Sur l'action civile :
Les prévenus ne sauraient tirer argument devant la Cour du fait que l'Association Socio-Educative de Contrôle Judiciaire du Pas-de-Calais est intervenue dans cette affaire en qualité d'administrateur ad hoc des enfants, alors même qu'elle a été désigné le 10 avril 2006 par le parquet de Boulogne sur Mer, avant l'audience du Tribunal Correctionnel, pour assurer la représentation des mineurs et défendre leurs intérêts, leurs représentants légaux étant défaillants et leur propre mère étant prévenue dans le dossier.

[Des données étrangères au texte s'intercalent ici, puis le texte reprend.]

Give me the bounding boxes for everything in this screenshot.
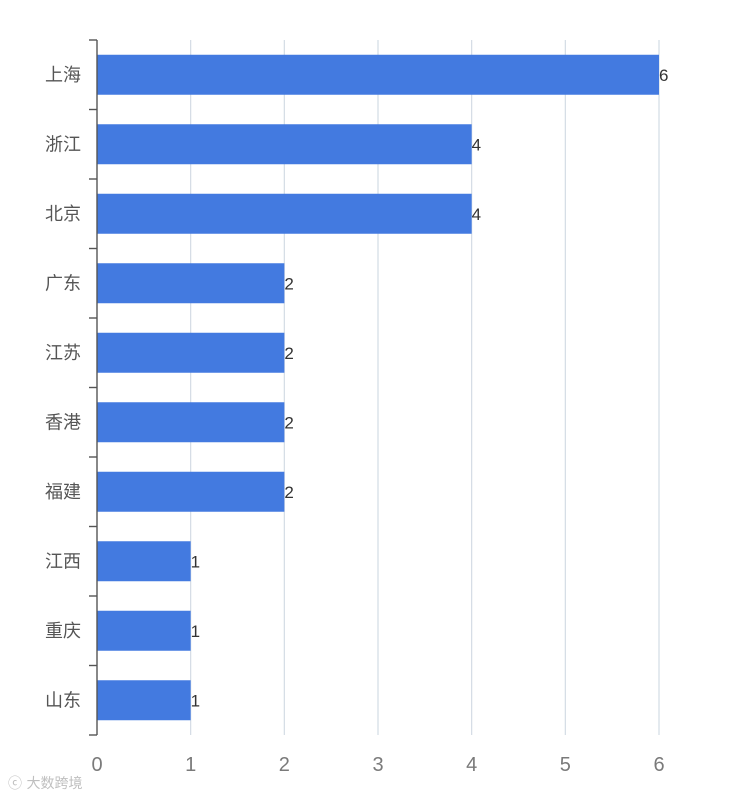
watermark-logo-icon: ⓒ: [8, 776, 22, 792]
data-label: 2: [284, 483, 293, 502]
data-label: 2: [284, 344, 293, 363]
x-tick-label: 0: [91, 754, 102, 776]
category-label: 北京: [45, 204, 81, 225]
category-label: 广东: [45, 273, 81, 294]
category-label: 福建: [45, 482, 81, 503]
data-label: 4: [472, 135, 481, 154]
category-label: 江西: [45, 551, 81, 572]
x-tick-label: 2: [279, 754, 290, 776]
bar: [97, 193, 472, 234]
bar: [97, 124, 472, 165]
data-label: 2: [284, 274, 293, 293]
category-label: 香港: [45, 412, 81, 433]
x-tick-label: 3: [372, 754, 383, 776]
x-tick-label: 1: [185, 754, 196, 776]
bar: [97, 680, 191, 721]
bar: [97, 263, 285, 304]
data-label: 2: [284, 413, 293, 432]
data-label: 1: [191, 552, 200, 571]
watermark: ⓒ 大数跨境: [8, 773, 82, 793]
x-tick-label: 4: [466, 754, 477, 776]
bar: [97, 471, 285, 512]
category-label: 浙江: [45, 134, 81, 155]
data-label: 4: [472, 205, 481, 224]
x-tick-label: 6: [653, 754, 664, 776]
bar: [97, 54, 659, 95]
data-label: 1: [191, 622, 200, 641]
bar: [97, 332, 285, 373]
watermark-text: 大数跨境: [26, 776, 83, 792]
x-tick-label: 5: [560, 754, 571, 776]
category-label: 重庆: [45, 621, 81, 642]
axis-layer: [89, 39, 98, 736]
data-label: 6: [659, 66, 668, 85]
label-layer: 0 1 2 3 4 5 6 上海 6 浙江 4 北京 4 广东 2 江苏 2 香港 2 福建 2 江西 1 重庆 1 山东 1: [45, 65, 668, 776]
category-label: 上海: [45, 65, 81, 86]
bar: [97, 541, 191, 582]
bar: [97, 610, 191, 651]
bar-layer: [97, 54, 659, 721]
bar: [97, 402, 285, 443]
category-label: 江苏: [45, 343, 81, 364]
category-label: 山东: [45, 690, 81, 711]
data-label: 1: [191, 691, 200, 710]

En outre, bien que la prétendue incompatibilité plaidée par Maître RIGLAIRE ait été connue en première instance, aucun des prévenus n'a alors soulevé de moyen tenant à l'irrecevabilité de la constitution de partie civile de l'ASEJ. Faute de circonstances nouvelles, le moyen ne saurait être soulevé pour la première fois en cause d'appel.
En conséquence, la constitution de partie civile de l'ASEJ doit être déclarée recevable.
La nature des gestes commis à l'encontre des trois enfants par les prévenus, leur répétition dans le temps, les liens affectifs qui unissaient les prévenus aux jeunes victimes et les répercussions qu'ont pu avoir les attouchements commis ou qu'il sont susceptibles d'avoir à l'avenir justifient que soit allouée à chacune des trois victimes la somme de 8000 € à titre de dommages-intérêts, que Corinne A... et Franck X... devront payer in solidum.
PAR CES MOTIFS
LA COUR, statuant publiquement, contradictoirement, Franck X... et les conseils des prévenus étant présents au prononcé,
Déclare les appels recevables,
AU FOND,
Infirmant le jugement déféré,
Sur l'action publique :
Déclare Corinne A... et Franck X... coupables des infractions qui leur sont reprochées,
En répression, les condamne chacun à la peine de 4 ans d'emprisonnement, dont deux ans assortis d'un sursis avec mise à l'épreuve pendant 3 ans, avec obligation d'indemniser les victimes,
Constate l'inscription de Corinne A... et de Franck X... au fichier national automatisé des auteurs d'infractions sexuelles (FIJAIS)
Dit n'y avoir lieu à prononcer le retrait total ou partiel de l'autorité parentale à l'encontre de Madame A....
La présente décision est assujettie à un droit fixe de procédure d'un montant de 120 euros dont est redevable les condamnés.
Sur l'action civile :
Déclare recevable la constitution de partie civile de l'Association Socio-Educative et Judiciaire du Pas-de-Calais, ès qualité d'administrateur ad hoc des mineurs Soulyvan, Britany et Célaine D...,
Condamne Franck X... et Corinne A..., in solidum, à payer à l'ASEJ, ès qualité d'administrateur ad hoc des mineurs Soulyvan, Britany et Célaine D... la somme de 8000 € à titre de dommages-intérêts pour chacun des mineurs.